When a child leaves the traditional public school district, many of the district’s costs remain essentially the same. Base costs for teachers, administration, facilities, maintenance, transportation and other support functions have to be maintained as they were before, but with the shift of funds to the charter school district, the traditional district has fewer dollars to cover essential costs. In some larger districts like Pocatello or Nampa, the charter school district receives more funding per child than the traditional public school district receives.
Each new charter school district gets about $1.3 million in funding for its first year – money that follows students from the traditional public school district to the charter school. However, since Idaho law says that if the traditional public school district loses 1 percent of its student population during the first year of the new charter school district operation, the traditional district in which the charter school district resides will be compensated for 99 percent of the revenue lost to the charter school district. This means that six new charter school districts could drain about $8 million per year from overall funding for K-12 schools.
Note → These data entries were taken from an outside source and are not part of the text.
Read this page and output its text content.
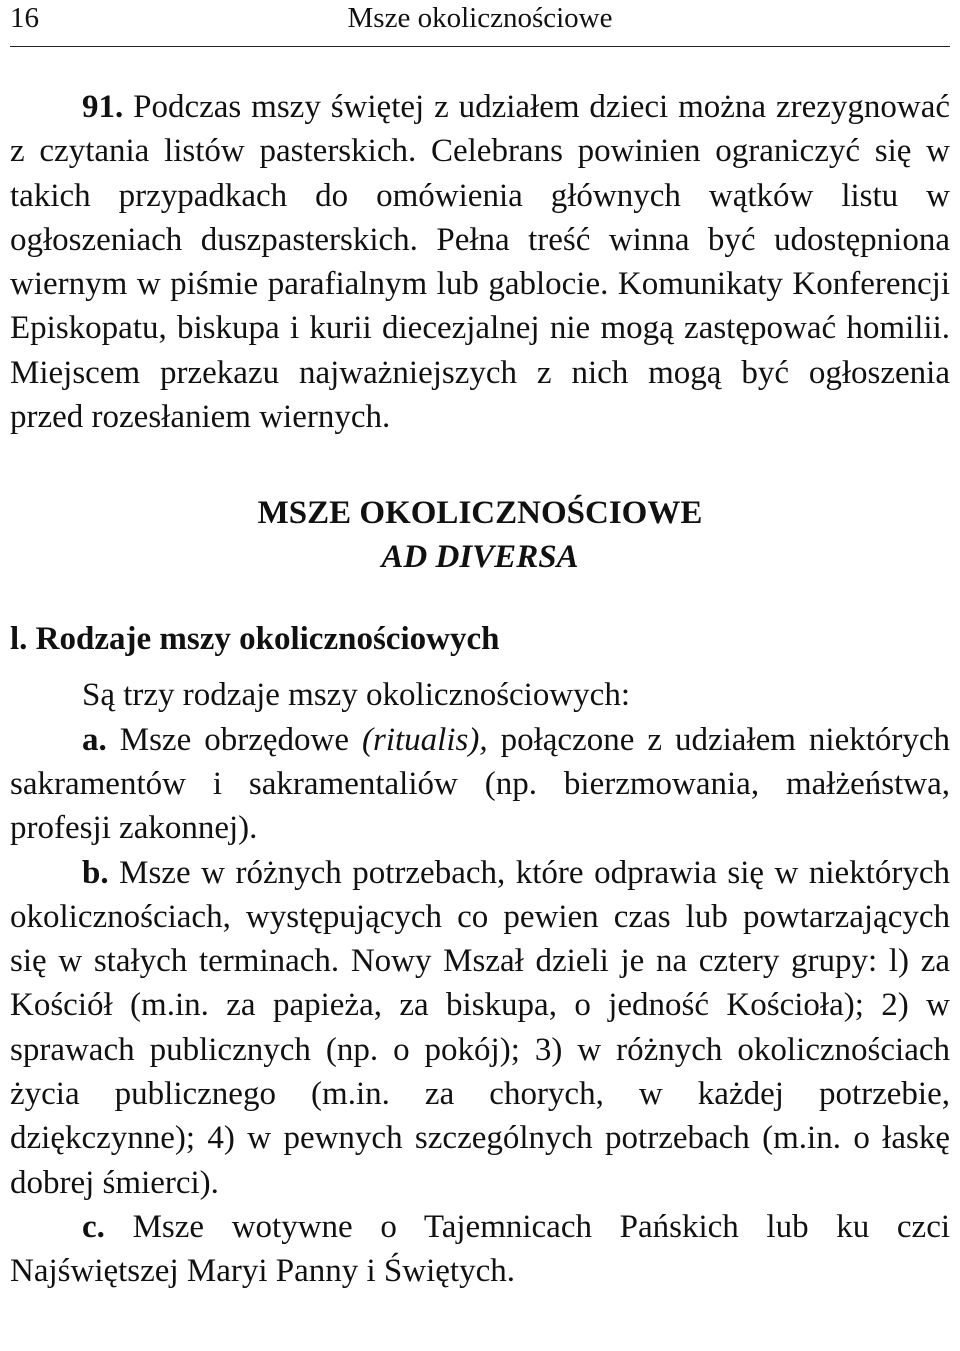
16	Msze okolicznościowe

91. Podczas mszy świętej z udziałem dzieci można zrezygnować z czytania listów pasterskich. Celebrans powinien ograniczyć się w takich przypadkach do omówienia głównych wątków listu w ogłoszeniach duszpasterskich. Pełna treść winna być udostępniona wiernym w piśmie parafialnym lub gablocie. Komunikaty Konferencji Episkopatu, biskupa i kurii diecezjalnej nie mogą zastępować homilii. Miejscem przekazu najważniejszych z nich mogą być ogłoszenia przed rozesłaniem wiernych.

MSZE OKOLICZNOŚCIOWE
AD DIVERSA
l. Rodzaje mszy okolicznościowych

Są trzy rodzaje mszy okolicznościowych:

a. Msze obrzędowe (ritualis), połączone z udziałem niektórych sakramentów i sakramentaliów (np. bierzmowania, małżeństwa, profesji zakonnej).

b. Msze w różnych potrzebach, które odprawia się w niektórych okolicznościach, występujących co pewien czas lub powtarzających się w stałych terminach. Nowy Mszał dzieli je na cztery grupy: l) za Kościół (m.in. za papieża, za biskupa, o jedność Kościoła); 2) w sprawach publicznych (np. o pokój); 3) w różnych okolicznościach życia publicznego (m.in. za chorych, w każdej potrzebie, dziękczynne); 4) w pewnych szczególnych potrzebach (m.in. o łaskę dobrej śmierci).

c. Msze wotywne o Tajemnicach Pańskich lub ku czci Najświętszej Maryi Panny i Świętych.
Senate Bill 1085 would put a moratorium on starting new charter school districts for three years, July 1, 2009 through June 30, 2012, a period for which most people agree Idaho will continue to have serious revenue shortfalls. If we don’t do this, approximately $8 million dollars per year – or up to $24 million over the three years – will have to be taken from state funding for K-12 schools. This makes no fiscal or educational sense. If you agree that this would do grave damage to Idaho’s children, contact Senate Education Committee Chairman John Goedde and ask that the committee hear Senate Bill 1085.
Senator Dick Sagness of Pocatello is retired dean of the College of Education at Idaho State University.